Selection sort is a simple sorting algorithm that works by repeatedly finding the minimum element from the unsorted portion and placing it at the beginning. The algorithm divides the array into sorted and unsorted portions, gradually expanding the sorted section. It has a time complexity of O(n squared) and uses constant space, making it an in-place sorting algorithm.
Selection sort is a fundamental sorting algorithm that works by repeatedly finding the minimum element from the unsorted portion of the array and placing it at the beginning. Let's see how it transforms an unsorted array into a sorted one.
Let's walk through selection sort step by step using the array 64, 25, 12, 22, 11. In the first iteration, we find the minimum element 11 and swap it with the first element. The red indicator shows the current minimum, blue shows the element being compared.
Here's the complete C++ implementation of selection sort. The algorithm uses two nested loops: the outer loop runs n-1 times, and the inner loop finds the minimum element in the remaining unsorted portion. The time complexity is O(n²) as we have nested loops, but the space complexity is O(1) since we only use a constant amount of extra space.

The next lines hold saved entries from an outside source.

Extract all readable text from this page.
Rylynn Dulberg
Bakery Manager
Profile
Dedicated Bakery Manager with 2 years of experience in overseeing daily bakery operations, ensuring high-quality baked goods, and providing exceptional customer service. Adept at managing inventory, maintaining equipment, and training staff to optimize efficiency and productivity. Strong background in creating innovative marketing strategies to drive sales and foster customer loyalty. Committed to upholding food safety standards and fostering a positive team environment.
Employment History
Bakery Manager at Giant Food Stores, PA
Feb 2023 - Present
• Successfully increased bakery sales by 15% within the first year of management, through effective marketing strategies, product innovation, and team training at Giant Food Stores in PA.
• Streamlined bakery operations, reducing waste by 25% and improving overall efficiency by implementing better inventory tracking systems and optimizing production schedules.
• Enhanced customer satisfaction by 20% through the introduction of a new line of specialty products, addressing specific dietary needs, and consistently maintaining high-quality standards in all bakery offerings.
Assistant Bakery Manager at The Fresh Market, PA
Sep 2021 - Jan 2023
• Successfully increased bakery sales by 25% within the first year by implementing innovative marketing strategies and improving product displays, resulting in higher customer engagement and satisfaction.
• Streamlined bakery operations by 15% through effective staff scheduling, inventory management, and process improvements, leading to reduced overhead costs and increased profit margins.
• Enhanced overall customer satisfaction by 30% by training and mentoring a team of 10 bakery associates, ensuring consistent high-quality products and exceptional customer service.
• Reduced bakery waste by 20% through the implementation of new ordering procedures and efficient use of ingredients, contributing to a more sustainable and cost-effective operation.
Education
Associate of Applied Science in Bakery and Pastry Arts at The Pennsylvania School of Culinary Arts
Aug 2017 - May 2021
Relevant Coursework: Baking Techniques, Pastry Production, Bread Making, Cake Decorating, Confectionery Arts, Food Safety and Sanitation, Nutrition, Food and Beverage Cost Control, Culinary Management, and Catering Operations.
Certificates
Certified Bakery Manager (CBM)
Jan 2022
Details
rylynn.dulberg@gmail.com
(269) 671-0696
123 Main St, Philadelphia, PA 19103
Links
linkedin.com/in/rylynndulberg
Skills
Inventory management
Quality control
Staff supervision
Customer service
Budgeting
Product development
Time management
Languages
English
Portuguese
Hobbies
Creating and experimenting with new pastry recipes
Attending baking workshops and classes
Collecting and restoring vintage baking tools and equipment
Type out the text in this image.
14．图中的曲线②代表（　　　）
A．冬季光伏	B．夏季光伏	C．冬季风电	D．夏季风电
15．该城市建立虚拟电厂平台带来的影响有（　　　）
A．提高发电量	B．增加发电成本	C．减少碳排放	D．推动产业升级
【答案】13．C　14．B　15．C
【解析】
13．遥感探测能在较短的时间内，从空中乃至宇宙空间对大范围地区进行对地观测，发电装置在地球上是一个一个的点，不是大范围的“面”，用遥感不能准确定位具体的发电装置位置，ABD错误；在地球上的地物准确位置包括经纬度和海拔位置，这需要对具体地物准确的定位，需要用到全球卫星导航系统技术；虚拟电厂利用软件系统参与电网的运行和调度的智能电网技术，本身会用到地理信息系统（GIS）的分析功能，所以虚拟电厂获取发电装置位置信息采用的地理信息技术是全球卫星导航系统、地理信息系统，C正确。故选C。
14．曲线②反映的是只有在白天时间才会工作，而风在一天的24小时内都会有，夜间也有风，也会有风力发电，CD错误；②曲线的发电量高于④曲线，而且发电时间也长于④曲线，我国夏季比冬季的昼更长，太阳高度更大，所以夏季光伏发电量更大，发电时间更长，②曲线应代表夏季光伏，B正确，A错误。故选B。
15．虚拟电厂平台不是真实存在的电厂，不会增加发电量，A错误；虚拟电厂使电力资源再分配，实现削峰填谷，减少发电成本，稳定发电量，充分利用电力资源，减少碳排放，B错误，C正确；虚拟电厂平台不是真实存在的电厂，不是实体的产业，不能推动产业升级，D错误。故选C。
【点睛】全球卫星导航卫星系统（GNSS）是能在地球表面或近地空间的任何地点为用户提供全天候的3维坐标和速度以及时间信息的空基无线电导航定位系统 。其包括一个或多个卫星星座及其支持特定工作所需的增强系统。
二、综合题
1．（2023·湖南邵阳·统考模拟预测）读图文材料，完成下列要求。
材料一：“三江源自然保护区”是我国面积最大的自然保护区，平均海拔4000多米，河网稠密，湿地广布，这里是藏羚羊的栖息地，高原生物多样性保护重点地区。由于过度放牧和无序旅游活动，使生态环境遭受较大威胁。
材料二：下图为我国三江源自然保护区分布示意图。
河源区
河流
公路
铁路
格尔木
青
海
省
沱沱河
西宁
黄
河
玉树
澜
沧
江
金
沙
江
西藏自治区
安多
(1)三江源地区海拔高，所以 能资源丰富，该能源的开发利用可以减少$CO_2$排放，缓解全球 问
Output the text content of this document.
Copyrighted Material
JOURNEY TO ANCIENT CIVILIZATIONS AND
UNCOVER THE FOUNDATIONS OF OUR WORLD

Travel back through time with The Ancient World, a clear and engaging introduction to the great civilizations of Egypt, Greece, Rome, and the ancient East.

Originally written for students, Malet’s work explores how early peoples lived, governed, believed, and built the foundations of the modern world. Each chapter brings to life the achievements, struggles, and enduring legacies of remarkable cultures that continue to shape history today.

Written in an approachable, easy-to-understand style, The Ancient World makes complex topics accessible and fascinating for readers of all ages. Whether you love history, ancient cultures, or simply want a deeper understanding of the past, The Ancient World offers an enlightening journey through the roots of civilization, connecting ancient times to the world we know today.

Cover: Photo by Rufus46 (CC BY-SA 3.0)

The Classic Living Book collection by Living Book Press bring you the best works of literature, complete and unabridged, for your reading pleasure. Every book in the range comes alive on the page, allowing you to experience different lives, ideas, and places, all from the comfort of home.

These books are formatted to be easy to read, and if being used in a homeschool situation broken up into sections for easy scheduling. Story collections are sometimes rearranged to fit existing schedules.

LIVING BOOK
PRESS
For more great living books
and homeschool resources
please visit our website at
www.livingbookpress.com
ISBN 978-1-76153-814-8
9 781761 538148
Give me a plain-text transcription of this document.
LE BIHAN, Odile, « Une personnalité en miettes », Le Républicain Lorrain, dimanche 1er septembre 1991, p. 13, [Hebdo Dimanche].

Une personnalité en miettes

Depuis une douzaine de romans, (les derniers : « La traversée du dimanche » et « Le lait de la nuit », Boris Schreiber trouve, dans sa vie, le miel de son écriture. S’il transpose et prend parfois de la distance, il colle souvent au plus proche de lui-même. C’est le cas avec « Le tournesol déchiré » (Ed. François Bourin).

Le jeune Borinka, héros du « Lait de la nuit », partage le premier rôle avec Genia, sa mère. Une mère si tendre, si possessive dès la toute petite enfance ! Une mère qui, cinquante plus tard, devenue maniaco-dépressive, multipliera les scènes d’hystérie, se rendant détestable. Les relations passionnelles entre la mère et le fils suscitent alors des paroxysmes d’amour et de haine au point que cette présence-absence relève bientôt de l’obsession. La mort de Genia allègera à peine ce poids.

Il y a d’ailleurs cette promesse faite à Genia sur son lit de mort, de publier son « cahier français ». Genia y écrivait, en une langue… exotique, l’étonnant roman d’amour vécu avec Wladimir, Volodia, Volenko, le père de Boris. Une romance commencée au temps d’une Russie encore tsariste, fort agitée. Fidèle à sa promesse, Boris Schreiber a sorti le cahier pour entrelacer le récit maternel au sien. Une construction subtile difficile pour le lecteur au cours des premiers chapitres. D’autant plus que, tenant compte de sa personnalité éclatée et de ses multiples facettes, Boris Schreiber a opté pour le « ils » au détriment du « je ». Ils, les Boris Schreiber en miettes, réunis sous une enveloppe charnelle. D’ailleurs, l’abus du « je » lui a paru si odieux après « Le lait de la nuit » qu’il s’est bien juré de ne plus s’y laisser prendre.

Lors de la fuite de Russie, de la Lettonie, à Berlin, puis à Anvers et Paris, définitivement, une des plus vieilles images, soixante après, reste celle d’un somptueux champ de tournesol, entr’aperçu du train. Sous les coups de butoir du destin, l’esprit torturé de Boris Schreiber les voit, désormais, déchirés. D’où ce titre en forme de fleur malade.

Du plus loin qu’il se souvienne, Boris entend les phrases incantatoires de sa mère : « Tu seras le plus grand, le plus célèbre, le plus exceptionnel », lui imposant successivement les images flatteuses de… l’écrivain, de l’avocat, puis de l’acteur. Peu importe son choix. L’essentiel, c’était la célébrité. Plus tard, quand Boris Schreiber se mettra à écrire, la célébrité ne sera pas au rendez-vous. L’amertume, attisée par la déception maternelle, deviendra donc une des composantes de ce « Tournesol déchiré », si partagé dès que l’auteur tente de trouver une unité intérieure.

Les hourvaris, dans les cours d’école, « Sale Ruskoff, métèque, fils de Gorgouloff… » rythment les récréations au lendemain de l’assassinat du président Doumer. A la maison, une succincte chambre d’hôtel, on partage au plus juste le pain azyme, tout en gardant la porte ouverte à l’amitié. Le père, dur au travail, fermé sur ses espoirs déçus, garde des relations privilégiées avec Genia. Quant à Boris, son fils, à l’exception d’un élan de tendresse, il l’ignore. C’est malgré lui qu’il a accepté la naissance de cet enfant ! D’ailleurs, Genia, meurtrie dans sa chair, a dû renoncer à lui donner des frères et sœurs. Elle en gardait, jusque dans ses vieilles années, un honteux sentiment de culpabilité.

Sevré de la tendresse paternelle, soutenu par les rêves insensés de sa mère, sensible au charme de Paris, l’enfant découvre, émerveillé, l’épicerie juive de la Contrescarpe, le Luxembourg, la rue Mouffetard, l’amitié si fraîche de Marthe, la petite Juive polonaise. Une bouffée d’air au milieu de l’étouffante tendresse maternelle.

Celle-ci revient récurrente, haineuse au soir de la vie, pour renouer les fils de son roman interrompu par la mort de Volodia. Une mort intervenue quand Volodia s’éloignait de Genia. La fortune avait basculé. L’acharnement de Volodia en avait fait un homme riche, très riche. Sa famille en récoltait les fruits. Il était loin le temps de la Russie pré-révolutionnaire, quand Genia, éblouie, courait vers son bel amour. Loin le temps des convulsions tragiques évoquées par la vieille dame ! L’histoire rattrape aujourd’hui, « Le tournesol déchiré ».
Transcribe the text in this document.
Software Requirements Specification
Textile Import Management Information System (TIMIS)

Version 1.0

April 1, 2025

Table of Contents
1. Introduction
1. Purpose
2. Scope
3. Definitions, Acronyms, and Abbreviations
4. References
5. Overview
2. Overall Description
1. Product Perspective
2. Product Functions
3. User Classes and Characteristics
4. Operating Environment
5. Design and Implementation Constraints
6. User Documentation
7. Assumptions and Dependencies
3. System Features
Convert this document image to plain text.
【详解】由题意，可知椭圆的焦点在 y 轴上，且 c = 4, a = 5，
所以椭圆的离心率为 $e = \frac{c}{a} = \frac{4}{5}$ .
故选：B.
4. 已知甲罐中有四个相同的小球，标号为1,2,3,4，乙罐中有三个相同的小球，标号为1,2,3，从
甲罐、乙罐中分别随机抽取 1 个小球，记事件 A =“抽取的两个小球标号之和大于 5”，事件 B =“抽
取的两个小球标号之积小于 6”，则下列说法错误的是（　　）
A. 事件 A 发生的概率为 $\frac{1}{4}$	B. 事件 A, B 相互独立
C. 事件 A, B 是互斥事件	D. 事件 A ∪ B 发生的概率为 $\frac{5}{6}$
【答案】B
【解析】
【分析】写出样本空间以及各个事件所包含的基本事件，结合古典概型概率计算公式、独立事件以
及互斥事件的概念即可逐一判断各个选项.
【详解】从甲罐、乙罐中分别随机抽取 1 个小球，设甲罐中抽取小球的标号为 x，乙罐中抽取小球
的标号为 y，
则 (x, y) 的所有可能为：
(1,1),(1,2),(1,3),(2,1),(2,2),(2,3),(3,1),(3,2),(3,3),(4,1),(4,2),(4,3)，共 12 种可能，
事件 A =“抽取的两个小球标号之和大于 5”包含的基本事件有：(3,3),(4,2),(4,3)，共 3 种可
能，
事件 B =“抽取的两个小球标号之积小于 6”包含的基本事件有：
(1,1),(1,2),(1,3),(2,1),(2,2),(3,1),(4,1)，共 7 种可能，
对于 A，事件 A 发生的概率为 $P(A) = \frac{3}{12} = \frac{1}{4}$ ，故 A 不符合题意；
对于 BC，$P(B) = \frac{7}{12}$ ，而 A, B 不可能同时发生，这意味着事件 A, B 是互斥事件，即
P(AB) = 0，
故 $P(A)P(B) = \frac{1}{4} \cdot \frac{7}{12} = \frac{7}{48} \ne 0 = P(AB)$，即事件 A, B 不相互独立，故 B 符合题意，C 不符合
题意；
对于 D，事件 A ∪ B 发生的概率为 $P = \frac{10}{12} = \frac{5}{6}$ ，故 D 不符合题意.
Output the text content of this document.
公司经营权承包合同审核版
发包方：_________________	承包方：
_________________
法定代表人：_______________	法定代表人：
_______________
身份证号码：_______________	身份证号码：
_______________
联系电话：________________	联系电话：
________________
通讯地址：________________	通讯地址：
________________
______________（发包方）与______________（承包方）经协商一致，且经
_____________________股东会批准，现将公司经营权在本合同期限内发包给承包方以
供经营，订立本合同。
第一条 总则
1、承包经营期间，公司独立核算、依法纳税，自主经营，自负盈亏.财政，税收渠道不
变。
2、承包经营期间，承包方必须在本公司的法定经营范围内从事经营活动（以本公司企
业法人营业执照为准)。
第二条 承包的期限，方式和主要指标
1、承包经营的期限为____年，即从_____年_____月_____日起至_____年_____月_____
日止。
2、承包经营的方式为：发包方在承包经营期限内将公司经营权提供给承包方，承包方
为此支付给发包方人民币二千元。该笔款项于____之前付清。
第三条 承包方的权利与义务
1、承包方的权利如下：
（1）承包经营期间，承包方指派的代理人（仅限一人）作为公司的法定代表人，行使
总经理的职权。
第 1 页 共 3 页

Selection sort has a time complexity of O(n²) in all cases - best, average, and worst. This is because regardless of the input, we always perform the same number of comparisons. The space complexity is O(1) as it sorts in-place. While simple to implement, selection sort is not stable and performs poorly on large datasets compared to more advanced algorithms like merge sort or quick sort.
Here's the complete C++ implementation of selection sort. The algorithm uses nested loops where the outer loop iterates through each position, and the inner loop finds the minimum element in the remaining unsorted portion. The swap function exchanges the minimum element with the current position. This implementation has O(n²) time complexity and O(1) space complexity, making it an in-place sorting algorithm.